It was the week the war in Iran almost ended — and then almost didn’t.
With one hour to spare before an 8 p.m. Tuesday deadline, during which President Donald Trump had threatened that “a whole civilization will die tonight, never to be brought back again,” he announced a two-week ceasefire with Iran.
Oil fell 17% on Wednesday — its biggest single-day drop since April 2020. Crude – as tracked by the United States Oil Fund (NYSE:USO) – traded at $96 per barrel by Friday, down 13.7% on the week, its worst weekly decline in six years.
For a brief moment, the pump price nightmare that had defined the past six weeks looked like it might finally be over. It wasn’t.

Israeli strikes in Lebanon followed the ceasefire announcement and Iran responded by closing the Strait of Hormuz again, and oil flows halted once more.
The week’s hard data captured the war’s damage.
On Friday morning, the government reported that consumer prices rose 0.9% in March — the steepest monthly jump since June 2022 — driven almost entirely by a 21.2% surge in gasoline, the largest single-month increase since federal records began in 1967.
The national average for regular gasoline stood at $4.153 on Friday, up 39% from $2.98 the day before the war started.
Shortly after the inflation report, the University of Michigan reported that consumer confidence had collapsed to 47.6 in April — an all-time record low, and a sharp miss against Wall Street’s forecast of 52.
Chart: US Consumer Confidence Plunges to Lowest Level Since Survey Began in 1953

Joanne Hsu, director of the university’s Surveys of Consumers, said consumers are “very, very frustrated by the persistence of high prices” and are “feeling very weighed down with the cost of living.”
Year-ahead inflation expectations jumped from 3.8% to 4.8% in a single month, the largest one-month surge since April 2025.
Despite the grim economic backdrop, markets rallied as the ceasefire announcement ignited a broad risk-on move.
The S&P 500 – as tracked by the SPDR S&P 500 ETF Trust (NYSE:SPY) – gained 3.9% on the week, its best weekly performance since May 2025.
The Nasdaq 100 – tracked by the Invesco QQQ Trust (NASDAQ:QQQ) – rose past 25,000
Michigan-based carmakers also rebounded.
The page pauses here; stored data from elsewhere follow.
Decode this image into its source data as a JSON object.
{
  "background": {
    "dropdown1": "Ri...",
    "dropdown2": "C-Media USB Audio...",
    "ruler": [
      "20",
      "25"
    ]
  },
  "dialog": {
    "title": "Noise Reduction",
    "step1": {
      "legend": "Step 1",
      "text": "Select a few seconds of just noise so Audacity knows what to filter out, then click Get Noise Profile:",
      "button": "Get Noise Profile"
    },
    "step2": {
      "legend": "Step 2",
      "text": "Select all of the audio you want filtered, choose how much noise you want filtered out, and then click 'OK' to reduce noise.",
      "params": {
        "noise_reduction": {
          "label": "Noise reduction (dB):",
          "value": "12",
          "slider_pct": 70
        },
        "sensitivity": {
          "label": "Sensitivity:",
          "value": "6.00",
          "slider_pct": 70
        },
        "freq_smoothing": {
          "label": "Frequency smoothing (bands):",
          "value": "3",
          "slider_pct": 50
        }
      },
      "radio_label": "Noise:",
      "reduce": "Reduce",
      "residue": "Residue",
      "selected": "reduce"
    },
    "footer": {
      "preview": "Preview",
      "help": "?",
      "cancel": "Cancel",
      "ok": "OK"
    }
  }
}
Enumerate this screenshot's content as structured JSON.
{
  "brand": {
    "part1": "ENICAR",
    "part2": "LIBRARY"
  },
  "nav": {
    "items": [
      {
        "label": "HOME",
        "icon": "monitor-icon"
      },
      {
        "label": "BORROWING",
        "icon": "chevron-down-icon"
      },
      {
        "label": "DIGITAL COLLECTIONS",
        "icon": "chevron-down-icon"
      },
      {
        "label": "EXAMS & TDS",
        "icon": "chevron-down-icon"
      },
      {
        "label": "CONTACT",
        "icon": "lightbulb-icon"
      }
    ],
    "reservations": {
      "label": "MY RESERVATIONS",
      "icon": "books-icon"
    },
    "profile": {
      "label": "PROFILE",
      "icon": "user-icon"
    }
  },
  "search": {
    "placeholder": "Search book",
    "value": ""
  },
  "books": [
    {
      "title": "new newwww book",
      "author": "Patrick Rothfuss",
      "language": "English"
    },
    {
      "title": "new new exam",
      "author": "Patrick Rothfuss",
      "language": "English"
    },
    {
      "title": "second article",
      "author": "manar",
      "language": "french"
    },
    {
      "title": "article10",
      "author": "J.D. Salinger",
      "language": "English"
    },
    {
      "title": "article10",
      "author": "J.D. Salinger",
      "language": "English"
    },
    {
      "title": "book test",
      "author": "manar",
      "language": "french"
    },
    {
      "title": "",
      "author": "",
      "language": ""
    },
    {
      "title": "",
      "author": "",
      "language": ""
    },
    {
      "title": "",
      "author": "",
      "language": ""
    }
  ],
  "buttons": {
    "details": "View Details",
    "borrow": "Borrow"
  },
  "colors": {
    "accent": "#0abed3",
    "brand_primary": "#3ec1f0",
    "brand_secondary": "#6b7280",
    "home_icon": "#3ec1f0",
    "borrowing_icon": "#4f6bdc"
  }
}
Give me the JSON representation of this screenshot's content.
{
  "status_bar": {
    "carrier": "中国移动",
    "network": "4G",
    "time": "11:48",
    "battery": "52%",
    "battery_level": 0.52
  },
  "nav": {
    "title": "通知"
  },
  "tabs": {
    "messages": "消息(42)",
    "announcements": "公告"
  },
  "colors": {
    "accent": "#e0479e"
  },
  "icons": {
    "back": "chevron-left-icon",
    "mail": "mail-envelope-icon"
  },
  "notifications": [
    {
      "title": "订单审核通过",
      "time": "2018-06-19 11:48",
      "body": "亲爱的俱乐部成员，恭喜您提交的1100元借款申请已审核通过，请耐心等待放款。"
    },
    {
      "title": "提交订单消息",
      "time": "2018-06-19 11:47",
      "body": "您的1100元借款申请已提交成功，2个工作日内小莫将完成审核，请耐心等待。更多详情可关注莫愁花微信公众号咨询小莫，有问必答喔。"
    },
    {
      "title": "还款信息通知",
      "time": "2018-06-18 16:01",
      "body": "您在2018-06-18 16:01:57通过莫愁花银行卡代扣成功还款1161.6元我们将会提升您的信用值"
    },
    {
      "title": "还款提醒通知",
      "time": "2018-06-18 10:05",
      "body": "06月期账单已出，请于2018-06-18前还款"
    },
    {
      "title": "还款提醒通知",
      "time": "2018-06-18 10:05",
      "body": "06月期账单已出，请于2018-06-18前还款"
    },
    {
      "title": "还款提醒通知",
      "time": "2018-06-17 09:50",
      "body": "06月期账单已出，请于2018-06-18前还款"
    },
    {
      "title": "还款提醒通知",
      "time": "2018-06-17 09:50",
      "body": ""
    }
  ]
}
General Motors Co. (NYSE:GM) rallied over 6% on the week, marking its best week since late 2025. Ford Motor Co. (NYSE:F) rose 5% on the week.
Not every sector shared in the optimism.
Software stocks – tracked by the iShares Expanded Tech-Software Sector ETF (NYSE:IGV) – had their worst week in years as artificial intelligence continued to pressure legacy enterprise valuations.
ServiceNow Inc. (NASDAQ:NOW) plunged 18% — its worst week since 2016 and the worst performance in the entire S&P 500.